There are days when it feels like the world is caving in on me. I do my best to breathe, but the air is scarce, and it isn't fresh. As it fills my lungs, I note the taste of artificiality; the stifling smell of something pretending to be what it is not. I choke and gag like I'm inhaling smoke, but everyone else around me seems to be fine; thriving, even. My condition worsens as I watch their happy, healthy faces. I want to scream, but I have not the energy such an outcry would take .... I may be taking poetic license to the extremes, but you get my point. It wasn't the best of days.

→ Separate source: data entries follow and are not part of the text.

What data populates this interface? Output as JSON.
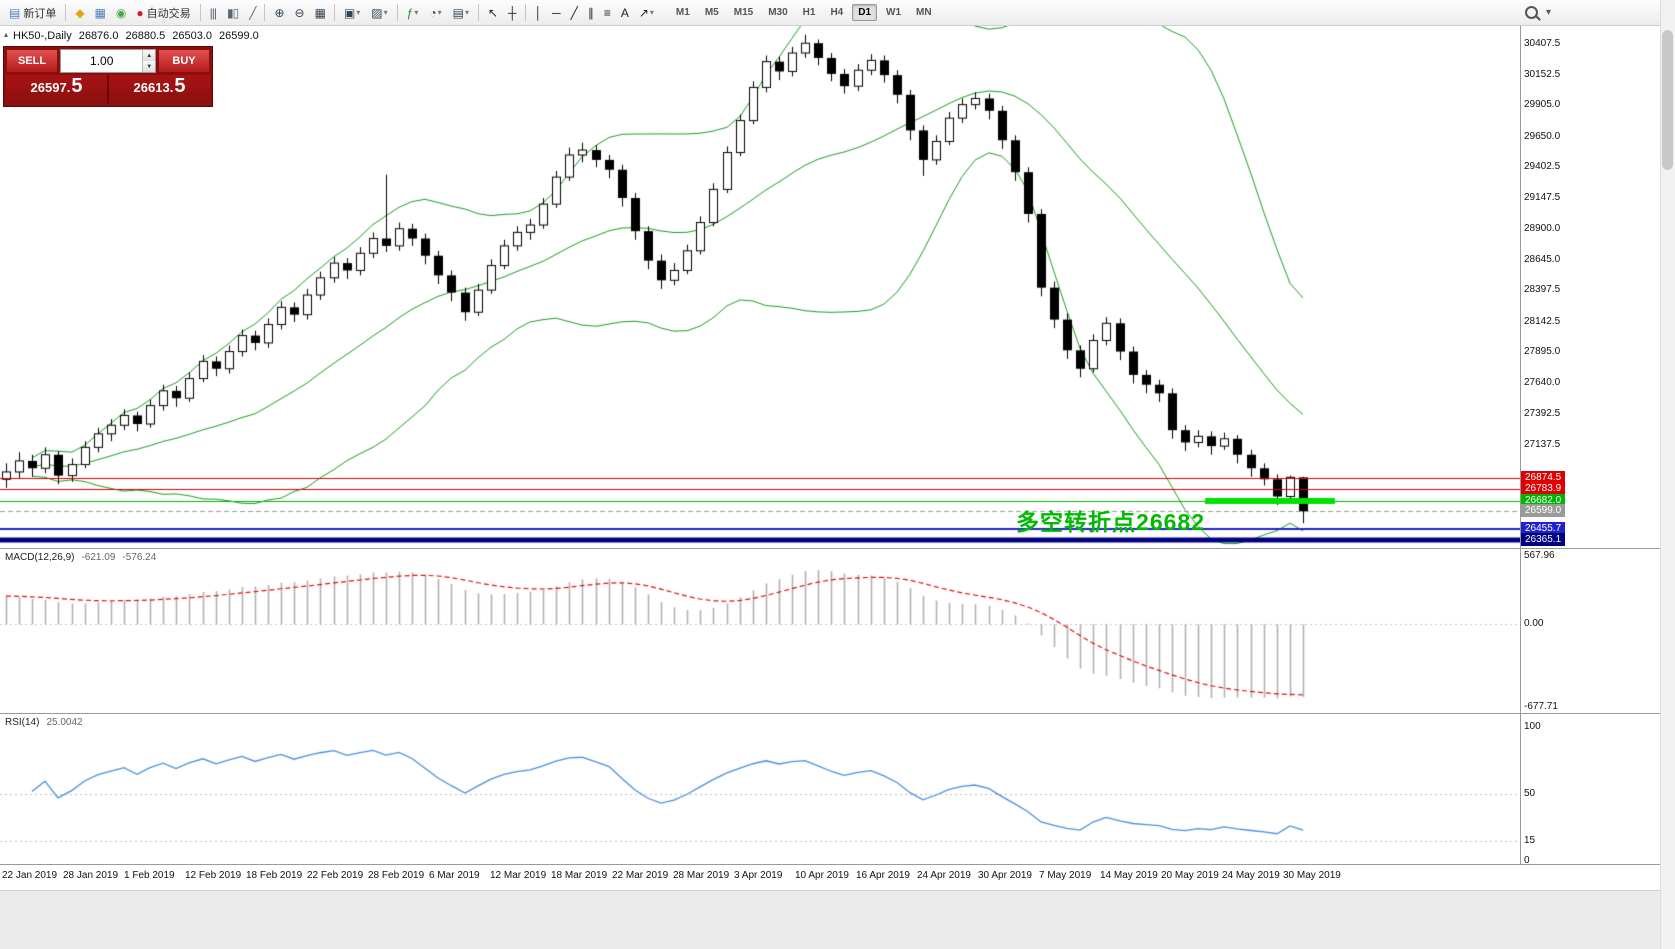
{
  "toolbar": {
    "items": [
      {
        "type": "btn",
        "name": "new-order-button",
        "icon": "▤",
        "icon_name": "new-order-icon",
        "icon_color": "#4f81bd",
        "label": "新订单"
      },
      {
        "type": "sep"
      },
      {
        "type": "icon",
        "name": "mql5-community-icon",
        "glyph": "◆",
        "color": "#e2a418"
      },
      {
        "type": "icon",
        "name": "market-watch-icon",
        "glyph": "▦",
        "color": "#4f81bd"
      },
      {
        "type": "icon",
        "name": "data-window-icon",
        "glyph": "◉",
        "color": "#4aa84a"
      },
      {
        "type": "btn",
        "name": "autotrade-button",
        "icon": "●",
        "icon_name": "autotrade-status-icon",
        "icon_color": "#d42020",
        "label": "自动交易"
      },
      {
        "type": "sep"
      },
      {
        "type": "icon",
        "name": "bar-chart-mode-icon",
        "glyph": "|||",
        "color": "#556677"
      },
      {
        "type": "icon",
        "name": "candlestick-mode-icon",
        "glyph": "▮▯",
        "color": "#556677"
      },
      {
        "type": "icon",
        "name": "line-chart-mode-icon",
        "glyph": "╱",
        "color": "#556677"
      },
      {
        "type": "sep"
      },
      {
        "type": "icon",
        "name": "zoom-in-icon",
        "glyph": "⊕",
        "color": "#334455"
      },
      {
        "type": "icon",
        "name": "zoom-out-icon",
        "glyph": "⊖",
        "color": "#334455"
      },
      {
        "type": "icon",
        "name": "tile-windows-icon",
        "glyph": "▦",
        "color": "#334455"
      },
      {
        "type": "sep"
      },
      {
        "type": "icon",
        "name": "new-chart-icon",
        "glyph": "▣",
        "color": "#334455",
        "dd": true
      },
      {
        "type": "icon",
        "name": "profiles-icon",
        "glyph": "▨",
        "color": "#334455",
        "dd": true
      },
      {
        "type": "sep"
      },
      {
        "type": "icon",
        "name": "indicators-icon",
        "glyph": "ƒ",
        "color": "#2e8b2e",
        "dd": true
      },
      {
        "type": "icon",
        "name": "periods-icon",
        "glyph": "◔",
        "color": "#334455",
        "dd": true
      },
      {
        "type": "icon",
        "name": "templates-icon",
        "glyph": "▤",
        "color": "#334455",
        "dd": true
      },
      {
        "type": "sep"
      },
      {
        "type": "icon",
        "name": "cursor-icon",
        "glyph": "↖",
        "color": "#222222"
      },
      {
        "type": "icon",
        "name": "crosshair-icon",
        "glyph": "┼",
        "color": "#222222"
      },
      {
        "type": "sep"
      },
      {
        "type": "icon",
        "name": "vertical-line-icon",
        "glyph": "│",
        "color": "#222222"
      },
      {
        "type": "icon",
        "name": "horizontal-line-icon",
        "glyph": "─",
        "color": "#222222"
      },
      {
        "type": "icon",
        "name": "trendline-icon",
        "glyph": "╱",
        "color": "#222222"
      },
      {
        "type": "icon",
        "name": "channel-icon",
        "glyph": "∥",
        "color": "#222222"
      },
      {
        "type": "icon",
        "name": "fibonacci-icon",
        "glyph": "≡",
        "color": "#222222"
      },
      {
        "type": "icon",
        "name": "text-icon",
        "glyph": "A",
        "color": "#222222"
      },
      {
        "type": "icon",
        "name": "arrows-icon",
        "glyph": "↗",
        "color": "#222222",
        "dd": true
      }
    ],
    "timeframes": {
      "items": [
        "M1",
        "M5",
        "M15",
        "M30",
        "H1",
        "H4",
        "D1",
        "W1",
        "MN"
      ],
      "active": "D1"
    },
    "right_items": [
      {
        "name": "search-icon",
        "kind": "magnifier"
      },
      {
        "name": "chevron-down-icon",
        "glyph": "▾"
      }
    ]
  },
  "chart": {
    "header": {
      "collapse_glyph": "▴",
      "symbol_period": "HK50-,Daily",
      "open": "26876.0",
      "high": "26880.5",
      "low": "26503.0",
      "close": "26599.0"
    },
    "annotation": {
      "text": "多空转折点26682",
      "color": "#00bb00"
    },
    "y_axis_labels": [
      "30407.5",
      "30152.5",
      "29905.0",
      "29650.0",
      "29402.5",
      "29147.5",
      "28900.0",
      "28645.0",
      "28397.5",
      "28142.5",
      "27895.0",
      "27640.0",
      "27392.5",
      "27137.5"
    ],
    "price_lines": [
      {
        "label": "26874.5",
        "price": 26874.5,
        "color": "#dd0000",
        "width": 1,
        "style": "solid"
      },
      {
        "label": "26783.9",
        "price": 26783.9,
        "color": "#dd0000",
        "width": 1,
        "style": "solid"
      },
      {
        "label": "26682.0",
        "price": 26682.0,
        "color": "#00b400",
        "width": 1,
        "style": "solid"
      },
      {
        "label": "26599.0",
        "price": 26599.0,
        "color": "#9a9a9a",
        "width": 1,
        "style": "dash"
      },
      {
        "label": "26455.7",
        "price": 26455.7,
        "color": "#2222cc",
        "width": 2,
        "style": "solid"
      },
      {
        "label": "26365.1",
        "price": 26365.1,
        "color": "#000080",
        "width": 5,
        "style": "solid"
      }
    ],
    "highlight_segment": {
      "price": 26682,
      "from_index": 92,
      "to_x": 1335,
      "color": "#00e000",
      "width": 6
    }
  },
  "trade_panel": {
    "sell_label": "SELL",
    "buy_label": "BUY",
    "volume": "1.00",
    "spin_up": "▲",
    "spin_down": "▼",
    "sell_price": {
      "prefix": "26597.",
      "pip": "5"
    },
    "buy_price": {
      "prefix": "26613.",
      "pip": "5"
    }
  },
  "macd": {
    "name": "MACD(12,26,9)",
    "value1": "-621.09",
    "value2": "-576.24",
    "scale_max": 567.96,
    "scale_min": -677.71,
    "axis_labels": {
      "max": "567.96",
      "zero": "0.00",
      "min": "-677.71"
    },
    "fast": 12,
    "slow": 26,
    "signal": 9,
    "histogram_color": "#b0b0b0",
    "signal_color": "#e01010"
  },
  "rsi": {
    "name": "RSI(14)",
    "value": "25.0042",
    "period": 14,
    "axis_labels": [
      {
        "text": "100",
        "value": 100
      },
      {
        "text": "50",
        "value": 50
      },
      {
        "text": "15",
        "value": 15
      },
      {
        "text": "0",
        "value": 0
      }
    ],
    "levels": [
      50,
      15
    ],
    "line_color": "#4a8fe0"
  },
  "time_axis": {
    "dates": [
      "22 Jan 2019",
      "28 Jan 2019",
      "1 Feb 2019",
      "12 Feb 2019",
      "18 Feb 2019",
      "22 Feb 2019",
      "28 Feb 2019",
      "6 Mar 2019",
      "12 Mar 2019",
      "18 Mar 2019",
      "22 Mar 2019",
      "28 Mar 2019",
      "3 Apr 2019",
      "10 Apr 2019",
      "16 Apr 2019",
      "24 Apr 2019",
      "30 Apr 2019",
      "7 May 2019",
      "14 May 2019",
      "20 May 2019",
      "24 May 2019",
      "30 May 2019"
    ]
  },
  "chart_data": {
    "type": "candlestick",
    "symbol": "HK50",
    "period": "Daily",
    "ylim": [
      26300,
      30550
    ],
    "bollinger": {
      "period": 20,
      "deviation": 2,
      "color": "#1e9b1e"
    },
    "candles": [
      [
        26860,
        26990,
        26790,
        26920
      ],
      [
        26920,
        27080,
        26870,
        27010
      ],
      [
        27010,
        27060,
        26880,
        26950
      ],
      [
        26950,
        27120,
        26910,
        27060
      ],
      [
        27060,
        27090,
        26820,
        26890
      ],
      [
        26890,
        27030,
        26840,
        26980
      ],
      [
        26980,
        27170,
        26950,
        27120
      ],
      [
        27120,
        27280,
        27080,
        27230
      ],
      [
        27230,
        27350,
        27170,
        27300
      ],
      [
        27300,
        27430,
        27260,
        27380
      ],
      [
        27380,
        27410,
        27250,
        27310
      ],
      [
        27310,
        27510,
        27280,
        27460
      ],
      [
        27460,
        27630,
        27420,
        27580
      ],
      [
        27580,
        27620,
        27450,
        27520
      ],
      [
        27520,
        27730,
        27490,
        27680
      ],
      [
        27680,
        27870,
        27650,
        27820
      ],
      [
        27820,
        27860,
        27700,
        27760
      ],
      [
        27760,
        27950,
        27720,
        27900
      ],
      [
        27900,
        28080,
        27860,
        28030
      ],
      [
        28030,
        28070,
        27910,
        27970
      ],
      [
        27970,
        28170,
        27930,
        28120
      ],
      [
        28120,
        28310,
        28080,
        28260
      ],
      [
        28260,
        28300,
        28140,
        28200
      ],
      [
        28200,
        28410,
        28160,
        28360
      ],
      [
        28360,
        28550,
        28320,
        28500
      ],
      [
        28500,
        28670,
        28460,
        28620
      ],
      [
        28620,
        28660,
        28490,
        28560
      ],
      [
        28560,
        28750,
        28520,
        28700
      ],
      [
        28700,
        28870,
        28660,
        28820
      ],
      [
        28820,
        29340,
        28710,
        28760
      ],
      [
        28760,
        28950,
        28720,
        28900
      ],
      [
        28900,
        28940,
        28760,
        28820
      ],
      [
        28820,
        28860,
        28610,
        28680
      ],
      [
        28680,
        28720,
        28450,
        28520
      ],
      [
        28520,
        28560,
        28310,
        28380
      ],
      [
        28380,
        28420,
        28150,
        28220
      ],
      [
        28220,
        28450,
        28190,
        28400
      ],
      [
        28400,
        28650,
        28370,
        28600
      ],
      [
        28600,
        28810,
        28570,
        28760
      ],
      [
        28760,
        28920,
        28720,
        28870
      ],
      [
        28870,
        28980,
        28810,
        28930
      ],
      [
        28930,
        29150,
        28900,
        29100
      ],
      [
        29100,
        29370,
        29070,
        29320
      ],
      [
        29320,
        29560,
        29290,
        29500
      ],
      [
        29500,
        29600,
        29440,
        29540
      ],
      [
        29540,
        29580,
        29400,
        29460
      ],
      [
        29460,
        29500,
        29310,
        29380
      ],
      [
        29380,
        29420,
        29080,
        29150
      ],
      [
        29150,
        29190,
        28810,
        28880
      ],
      [
        28880,
        28920,
        28570,
        28640
      ],
      [
        28640,
        28690,
        28410,
        28480
      ],
      [
        28480,
        28620,
        28440,
        28560
      ],
      [
        28560,
        28770,
        28530,
        28720
      ],
      [
        28720,
        29000,
        28690,
        28950
      ],
      [
        28950,
        29270,
        28920,
        29220
      ],
      [
        29220,
        29570,
        29190,
        29520
      ],
      [
        29520,
        29830,
        29490,
        29780
      ],
      [
        29780,
        30100,
        29750,
        30050
      ],
      [
        30050,
        30310,
        30010,
        30260
      ],
      [
        30260,
        30300,
        30110,
        30180
      ],
      [
        30180,
        30380,
        30140,
        30330
      ],
      [
        30330,
        30480,
        30290,
        30410
      ],
      [
        30410,
        30440,
        30230,
        30290
      ],
      [
        30290,
        30330,
        30100,
        30160
      ],
      [
        30160,
        30200,
        30000,
        30060
      ],
      [
        30060,
        30240,
        30020,
        30190
      ],
      [
        30190,
        30320,
        30150,
        30270
      ],
      [
        30270,
        30310,
        30090,
        30150
      ],
      [
        30150,
        30190,
        29920,
        29990
      ],
      [
        29990,
        30030,
        29620,
        29700
      ],
      [
        29700,
        29740,
        29330,
        29460
      ],
      [
        29460,
        29660,
        29420,
        29610
      ],
      [
        29610,
        29850,
        29580,
        29800
      ],
      [
        29800,
        29960,
        29760,
        29910
      ],
      [
        29910,
        30010,
        29870,
        29960
      ],
      [
        29960,
        30000,
        29790,
        29860
      ],
      [
        29860,
        29900,
        29550,
        29620
      ],
      [
        29620,
        29660,
        29290,
        29360
      ],
      [
        29360,
        29400,
        28950,
        29020
      ],
      [
        29020,
        29060,
        28350,
        28420
      ],
      [
        28420,
        28470,
        28090,
        28160
      ],
      [
        28160,
        28210,
        27840,
        27910
      ],
      [
        27910,
        27950,
        27690,
        27760
      ],
      [
        27760,
        28040,
        27730,
        27990
      ],
      [
        27990,
        28180,
        27950,
        28130
      ],
      [
        28130,
        28170,
        27830,
        27900
      ],
      [
        27900,
        27940,
        27640,
        27710
      ],
      [
        27710,
        27750,
        27560,
        27630
      ],
      [
        27630,
        27670,
        27490,
        27560
      ],
      [
        27560,
        27600,
        27190,
        27260
      ],
      [
        27260,
        27300,
        27090,
        27160
      ],
      [
        27160,
        27260,
        27120,
        27210
      ],
      [
        27210,
        27250,
        27060,
        27130
      ],
      [
        27130,
        27240,
        27100,
        27190
      ],
      [
        27190,
        27220,
        26990,
        27060
      ],
      [
        27060,
        27100,
        26880,
        26950
      ],
      [
        26950,
        26990,
        26810,
        26860
      ],
      [
        26860,
        26900,
        26650,
        26720
      ],
      [
        26720,
        26890,
        26680,
        26876
      ],
      [
        26876,
        26880.5,
        26503,
        26599
      ]
    ]
  }
}
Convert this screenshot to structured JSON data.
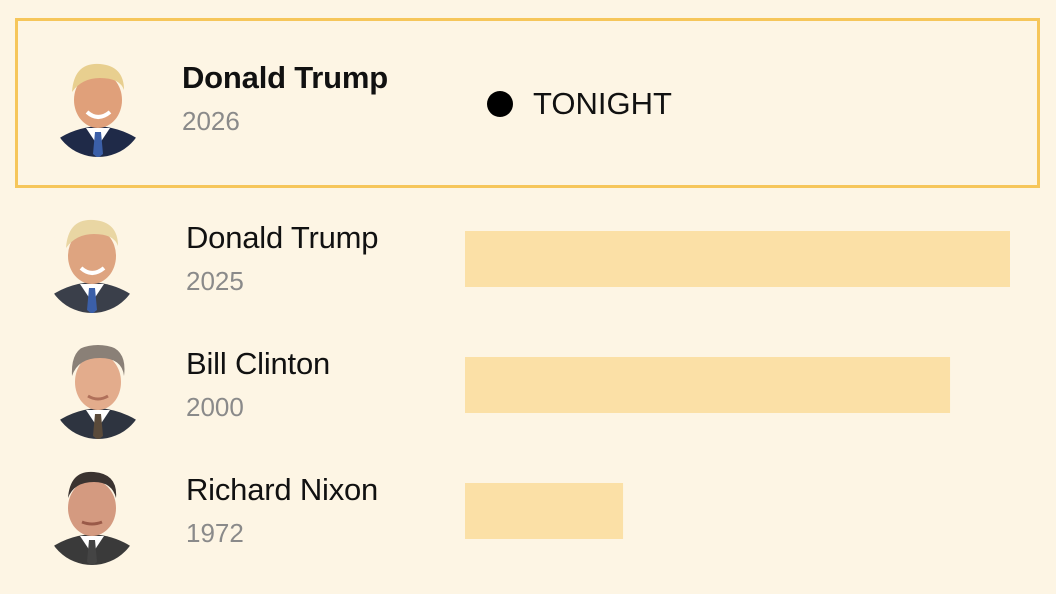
{
  "chart_data": {
    "type": "bar",
    "orientation": "horizontal",
    "highlight": {
      "name": "Donald Trump",
      "year": "2026",
      "status": "TONIGHT"
    },
    "rows": [
      {
        "name": "Donald Trump",
        "year": "2025",
        "value": 100
      },
      {
        "name": "Bill Clinton",
        "year": "2000",
        "value": 89
      },
      {
        "name": "Richard Nixon",
        "year": "1972",
        "value": 29
      }
    ],
    "xlim": [
      0,
      100
    ],
    "grid": false,
    "colors": {
      "bar": "#fbe0a6",
      "highlight_border": "#f6c65a",
      "background": "#fdf5e4"
    }
  }
}
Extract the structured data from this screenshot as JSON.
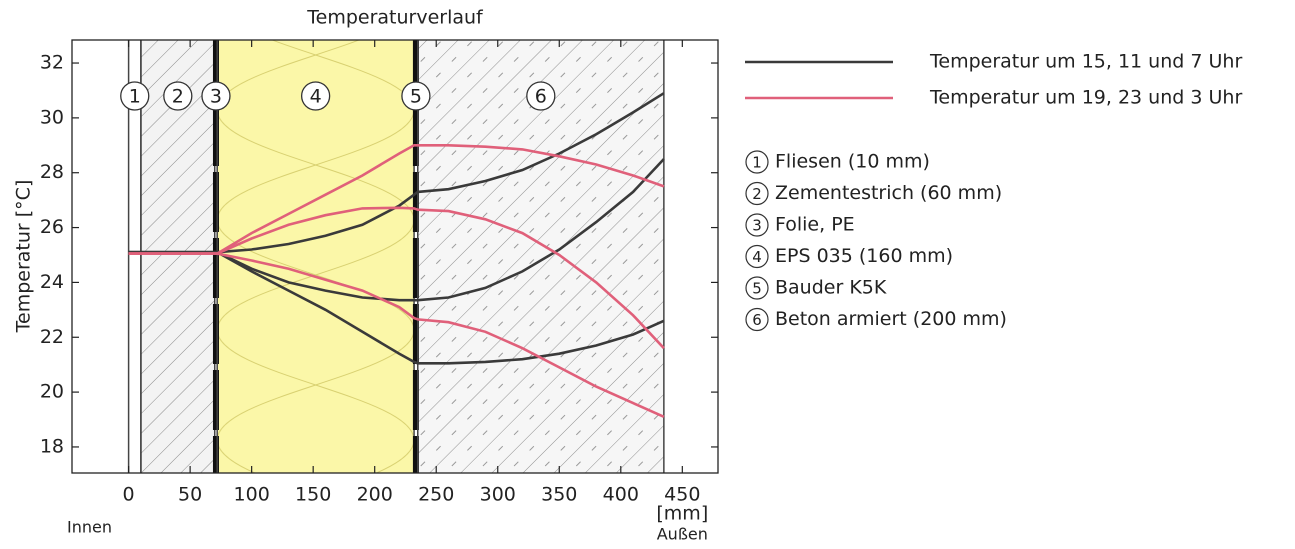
{
  "chart_data": {
    "type": "line",
    "title": "Temperaturverlauf",
    "ylabel": "Temperatur [°C]",
    "x_unit": "[mm]",
    "inner_label": "Innen",
    "outer_label": "Außen",
    "xlim": [
      -46,
      479
    ],
    "ylim": [
      17.05,
      32.84
    ],
    "xticks": [
      0,
      50,
      100,
      150,
      200,
      250,
      300,
      350,
      400,
      450
    ],
    "yticks": [
      18,
      20,
      22,
      24,
      26,
      28,
      30,
      32
    ],
    "x": [
      0,
      10,
      70,
      72,
      100,
      130,
      160,
      190,
      220,
      232,
      235,
      260,
      290,
      320,
      350,
      380,
      410,
      435
    ],
    "series": [
      {
        "name": "Temperatur um 15, 11 und 7 Uhr",
        "color": "#3a3a3a",
        "curves": [
          [
            25.1,
            25.1,
            25.1,
            25.1,
            25.2,
            25.4,
            25.7,
            26.1,
            26.8,
            27.2,
            27.3,
            27.4,
            27.7,
            28.1,
            28.7,
            29.4,
            30.2,
            30.9
          ],
          [
            25.1,
            25.1,
            25.1,
            25.1,
            24.5,
            24.0,
            23.7,
            23.45,
            23.35,
            23.35,
            23.35,
            23.45,
            23.8,
            24.4,
            25.2,
            26.2,
            27.3,
            28.5
          ],
          [
            25.1,
            25.1,
            25.1,
            25.1,
            24.4,
            23.7,
            23.0,
            22.2,
            21.4,
            21.1,
            21.05,
            21.05,
            21.1,
            21.2,
            21.4,
            21.7,
            22.1,
            22.6
          ]
        ]
      },
      {
        "name": "Temperatur um 19, 23 und 3 Uhr",
        "color": "#e0607a",
        "curves": [
          [
            25.05,
            25.05,
            25.05,
            25.05,
            25.8,
            26.5,
            27.2,
            27.9,
            28.7,
            29.0,
            29.0,
            29.0,
            28.95,
            28.85,
            28.6,
            28.3,
            27.9,
            27.5
          ],
          [
            25.05,
            25.05,
            25.05,
            25.05,
            25.6,
            26.1,
            26.45,
            26.7,
            26.72,
            26.7,
            26.65,
            26.6,
            26.3,
            25.8,
            25.0,
            24.0,
            22.8,
            21.6
          ],
          [
            25.05,
            25.05,
            25.05,
            25.05,
            24.8,
            24.5,
            24.1,
            23.7,
            23.1,
            22.7,
            22.65,
            22.55,
            22.2,
            21.6,
            20.9,
            20.2,
            19.6,
            19.1
          ]
        ]
      }
    ],
    "layers": [
      {
        "number": "1",
        "name": "Fliesen (10 mm)",
        "start": 0,
        "end": 10
      },
      {
        "number": "2",
        "name": "Zementestrich (60 mm)",
        "start": 10,
        "end": 70
      },
      {
        "number": "3",
        "name": "Folie, PE",
        "start": 70,
        "end": 72
      },
      {
        "number": "4",
        "name": "EPS 035 (160 mm)",
        "start": 72,
        "end": 232
      },
      {
        "number": "5",
        "name": "Bauder K5K",
        "start": 232,
        "end": 235
      },
      {
        "number": "6",
        "name": "Beton armiert (200 mm)",
        "start": 235,
        "end": 435
      }
    ]
  }
}
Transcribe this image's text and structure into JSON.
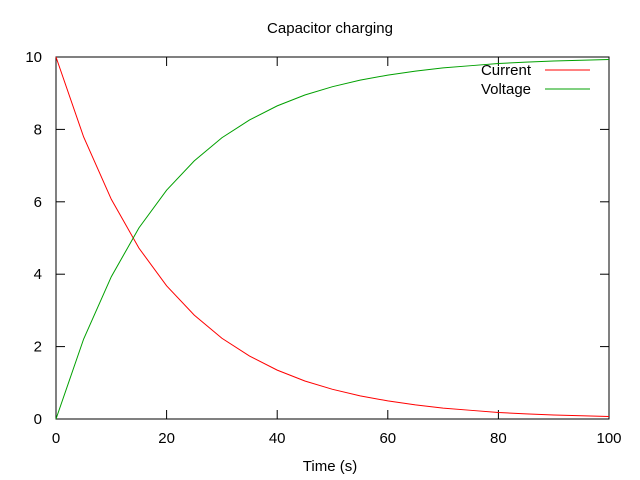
{
  "chart_data": {
    "type": "line",
    "title": "Capacitor charging",
    "xlabel": "Time (s)",
    "ylabel": "",
    "xlim": [
      0,
      100
    ],
    "ylim": [
      0,
      10
    ],
    "xticks": [
      0,
      20,
      40,
      60,
      80,
      100
    ],
    "yticks": [
      0,
      2,
      4,
      6,
      8,
      10
    ],
    "grid": false,
    "legend_position": "top-right",
    "series": [
      {
        "name": "Current",
        "color": "#ff0000",
        "x": [
          0,
          5,
          10,
          15,
          20,
          25,
          30,
          35,
          40,
          45,
          50,
          55,
          60,
          65,
          70,
          75,
          80,
          85,
          90,
          95,
          100
        ],
        "y": [
          10.0,
          7.79,
          6.07,
          4.72,
          3.68,
          2.87,
          2.23,
          1.74,
          1.35,
          1.05,
          0.82,
          0.64,
          0.5,
          0.39,
          0.3,
          0.24,
          0.18,
          0.14,
          0.11,
          0.09,
          0.07
        ]
      },
      {
        "name": "Voltage",
        "color": "#00a000",
        "x": [
          0,
          5,
          10,
          15,
          20,
          25,
          30,
          35,
          40,
          45,
          50,
          55,
          60,
          65,
          70,
          75,
          80,
          85,
          90,
          95,
          100
        ],
        "y": [
          0.0,
          2.21,
          3.93,
          5.28,
          6.32,
          7.13,
          7.77,
          8.26,
          8.65,
          8.95,
          9.18,
          9.36,
          9.5,
          9.61,
          9.7,
          9.76,
          9.82,
          9.86,
          9.89,
          9.91,
          9.93
        ]
      }
    ]
  }
}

I found myself pathetically trying to cradle both my head and my hands, to somehow ease the pain that emanated from them, making them throb. I winced, and tried to move on, willing the medicine I took to just work already. It didn't. I did what any good Christian would in the same place, grabbing my Bible as fast as possible. Only I didn't. I cried, got cranky, cleaned things, said nasty words of self-destruction to the mirror, said less than Christ-like things to my family members, and I even growled at one point. It isn't a pretty picture, I know. This is how I process pain on my own. This is what I revert to when the day is long, my body aches, the list of chores seems endless, my texts go unanswered like my questions, the stress piles on, and I leave my Bible where it lays. It was that simple.
By the time I picked up that Book, my vision was almost irreparably impaired. I read, "Bless The Lord, o my soul" as "Blah blah blah, o my blah." This is not a translation of the Bible that I would recommend. I was basically holding my ears and going, "na-na-na, I'm not listening!" and then getting upset that He wasn't speaking to me. Have you noticed yet that I have problems?
This passage that I read, I heard a pastor talk about it once, well, about the line that's also in a pretty popular song: "Bless The Lord, o my soul." I can't give you an exact quote, but it was something along the lines of this: we are actually saying to our souls, "Bless Him!!" We have to actually tell our souls (ourselves) that, because really, the general human instinct isn't to bless Him ... especially not on the bad days. As the sinful, flawed beings we are, our first response to pain is to curse Him; to make His heart break. That was me today. I did that. I can take sole blame for those actions. And yet, He blessed me. I saw someone I didn't expect to see, and as she gave me a super big (and very needed) hug, I could hear Him whispering in my ear, "I did that."
My point is this: a day in my hands ... falls apart in ways that I can't even wrap my head around. A day placed in God's hands ... gets mended in ways that I didn't even think were broken.